I have three major obsessions (or goals to put it mildly):

  • Front-End development,
  • Writing and reading literature and ideas,
  • and perfecting my French.

These three topics bury me in a landslide of information that makes things unproductive and uncreative. Twitter feeds the two states while numbing me with the false feeling that I’m “learning”.

False learning

Learning is opening up Codepen and trying out a few tutorials. Typing out the code instead of copy/pasting it and then tweaking some values.  False Learning is reading a bunch of blog posts about code and thinking you understood them.

Twitter feeds false learning.
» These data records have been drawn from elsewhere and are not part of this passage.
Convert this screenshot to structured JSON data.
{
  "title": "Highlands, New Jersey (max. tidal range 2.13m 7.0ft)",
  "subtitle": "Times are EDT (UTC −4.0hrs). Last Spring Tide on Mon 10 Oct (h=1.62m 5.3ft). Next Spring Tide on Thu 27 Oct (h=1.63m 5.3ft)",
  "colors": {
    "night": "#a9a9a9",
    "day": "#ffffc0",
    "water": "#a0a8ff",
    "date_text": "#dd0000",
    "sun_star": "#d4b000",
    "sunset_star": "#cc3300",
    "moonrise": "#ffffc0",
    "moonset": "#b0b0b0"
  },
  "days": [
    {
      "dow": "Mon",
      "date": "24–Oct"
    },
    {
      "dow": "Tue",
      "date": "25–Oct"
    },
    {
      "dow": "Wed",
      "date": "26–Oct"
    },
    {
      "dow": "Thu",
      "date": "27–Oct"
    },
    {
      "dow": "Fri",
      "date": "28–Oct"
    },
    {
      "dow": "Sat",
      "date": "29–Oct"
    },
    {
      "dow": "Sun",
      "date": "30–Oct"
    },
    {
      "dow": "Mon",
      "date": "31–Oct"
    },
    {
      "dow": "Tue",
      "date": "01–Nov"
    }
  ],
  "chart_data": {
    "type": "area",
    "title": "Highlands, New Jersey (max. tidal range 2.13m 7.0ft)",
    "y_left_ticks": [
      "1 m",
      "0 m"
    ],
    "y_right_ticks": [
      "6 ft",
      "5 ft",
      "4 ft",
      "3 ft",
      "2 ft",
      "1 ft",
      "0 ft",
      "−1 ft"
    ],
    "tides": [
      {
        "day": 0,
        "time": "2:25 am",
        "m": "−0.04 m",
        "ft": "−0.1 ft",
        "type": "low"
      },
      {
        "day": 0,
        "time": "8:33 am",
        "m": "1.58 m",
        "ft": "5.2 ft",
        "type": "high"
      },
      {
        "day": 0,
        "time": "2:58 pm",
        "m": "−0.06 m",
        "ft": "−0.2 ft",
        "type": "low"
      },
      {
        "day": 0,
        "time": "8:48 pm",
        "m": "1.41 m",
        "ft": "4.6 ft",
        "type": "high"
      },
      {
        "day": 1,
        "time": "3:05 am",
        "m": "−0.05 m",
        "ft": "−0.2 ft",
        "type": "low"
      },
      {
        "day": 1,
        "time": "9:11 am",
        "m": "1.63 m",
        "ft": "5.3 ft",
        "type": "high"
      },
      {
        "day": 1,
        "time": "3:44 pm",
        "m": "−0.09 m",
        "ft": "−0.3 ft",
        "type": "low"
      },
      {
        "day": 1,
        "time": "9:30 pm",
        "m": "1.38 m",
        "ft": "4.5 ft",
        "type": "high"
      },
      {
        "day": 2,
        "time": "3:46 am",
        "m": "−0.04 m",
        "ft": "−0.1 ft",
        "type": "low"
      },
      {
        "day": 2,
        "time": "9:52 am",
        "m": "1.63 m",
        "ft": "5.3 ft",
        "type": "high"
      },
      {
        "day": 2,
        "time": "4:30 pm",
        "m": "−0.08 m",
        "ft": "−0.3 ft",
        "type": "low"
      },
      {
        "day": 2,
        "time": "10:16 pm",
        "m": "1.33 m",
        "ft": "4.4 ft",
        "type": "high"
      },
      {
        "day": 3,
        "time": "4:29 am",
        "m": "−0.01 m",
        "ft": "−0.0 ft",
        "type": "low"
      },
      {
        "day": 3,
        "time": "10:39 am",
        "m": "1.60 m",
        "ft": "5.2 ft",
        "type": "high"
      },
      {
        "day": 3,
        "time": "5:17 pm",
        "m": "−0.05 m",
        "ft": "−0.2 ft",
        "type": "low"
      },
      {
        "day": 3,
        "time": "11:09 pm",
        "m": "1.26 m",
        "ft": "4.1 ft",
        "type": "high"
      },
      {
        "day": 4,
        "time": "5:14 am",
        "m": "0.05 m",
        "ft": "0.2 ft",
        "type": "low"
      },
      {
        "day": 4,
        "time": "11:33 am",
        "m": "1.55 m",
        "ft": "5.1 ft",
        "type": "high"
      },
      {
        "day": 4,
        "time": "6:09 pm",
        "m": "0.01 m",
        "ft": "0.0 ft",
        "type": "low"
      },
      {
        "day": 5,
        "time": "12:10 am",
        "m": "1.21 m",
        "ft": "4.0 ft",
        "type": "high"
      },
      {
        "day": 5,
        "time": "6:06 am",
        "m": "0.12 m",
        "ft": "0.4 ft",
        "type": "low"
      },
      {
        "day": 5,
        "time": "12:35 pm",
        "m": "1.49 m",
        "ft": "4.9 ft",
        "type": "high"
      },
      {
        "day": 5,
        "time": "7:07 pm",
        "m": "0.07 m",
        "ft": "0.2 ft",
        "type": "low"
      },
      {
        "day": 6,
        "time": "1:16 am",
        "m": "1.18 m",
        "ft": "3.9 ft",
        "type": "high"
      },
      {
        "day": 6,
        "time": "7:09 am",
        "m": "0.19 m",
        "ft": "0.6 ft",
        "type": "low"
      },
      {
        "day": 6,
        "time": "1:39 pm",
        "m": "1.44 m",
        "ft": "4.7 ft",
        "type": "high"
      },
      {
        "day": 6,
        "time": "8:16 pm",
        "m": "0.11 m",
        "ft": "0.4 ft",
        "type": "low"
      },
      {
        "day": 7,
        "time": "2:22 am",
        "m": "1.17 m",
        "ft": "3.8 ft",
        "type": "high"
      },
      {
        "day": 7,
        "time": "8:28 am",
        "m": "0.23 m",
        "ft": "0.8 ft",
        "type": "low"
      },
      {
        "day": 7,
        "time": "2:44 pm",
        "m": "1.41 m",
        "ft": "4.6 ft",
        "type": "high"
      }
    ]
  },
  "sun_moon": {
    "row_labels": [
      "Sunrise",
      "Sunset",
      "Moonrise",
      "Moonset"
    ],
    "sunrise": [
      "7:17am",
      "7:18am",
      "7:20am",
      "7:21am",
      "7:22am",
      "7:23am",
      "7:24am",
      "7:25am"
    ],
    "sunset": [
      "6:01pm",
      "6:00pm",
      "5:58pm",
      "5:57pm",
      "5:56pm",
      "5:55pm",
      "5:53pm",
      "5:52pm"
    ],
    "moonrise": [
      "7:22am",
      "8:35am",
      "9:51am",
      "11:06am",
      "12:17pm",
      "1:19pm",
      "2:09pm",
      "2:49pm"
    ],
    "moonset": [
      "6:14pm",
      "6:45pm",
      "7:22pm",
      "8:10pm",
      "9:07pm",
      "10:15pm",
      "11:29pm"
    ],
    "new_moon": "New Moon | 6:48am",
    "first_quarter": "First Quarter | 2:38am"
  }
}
It informs you but it doesn’t get you any closer to your goal. It’s like any addiction. It is a quick upper that makes you feel shitty afterwards because you can’t stop. The feeling of false productivity and false learning piles up when nighttime arrives and you know you didn’t make any progress.

The summit of my Twitter distress is when I start writing about my problem. Writing helps me organize my thoughts and see the solution clearly.

So here is my quick recipe for dealing with Twitter:

  1. Unfollow or move the person who tweets too much. This seems drastic and against the “social norms of Twitter”. Unfollowing is seen as a snub. It’s not in my case, it’s just a personal organization strategy. Normally I’ll move people to a list for a while.
  2. Lists are my favorite thing about Twitter. I have a few lists that allow me to divide my current topics of interest quite well. I visit these lists once or twice  day and that’s enough.
  3. Remove the Twitter app from the mobile device. This is instant freedom, even though I know I can install it again immediately there is something about not having the icon there that stops me from going the extra step.
  4. Go look at Pinterest instead (just kidding!).

Twitter is by far my Achilles heel in terms of managing my information overload. It has nothing to do with will power. I understood this when I read The Shallows .

Computers and other gadgets reroute our normal neural pathways and so you find your hand clicking on the X to close an application before you even thought of it, or you click on the Twitter icon only to realize it wasn’t what you wanted. It’s worries me.

I hope I never have to deactivate my account. That would be a drastic measure. My barometer is how fast or how slow I’m making progress. These days, it’s kinda slow.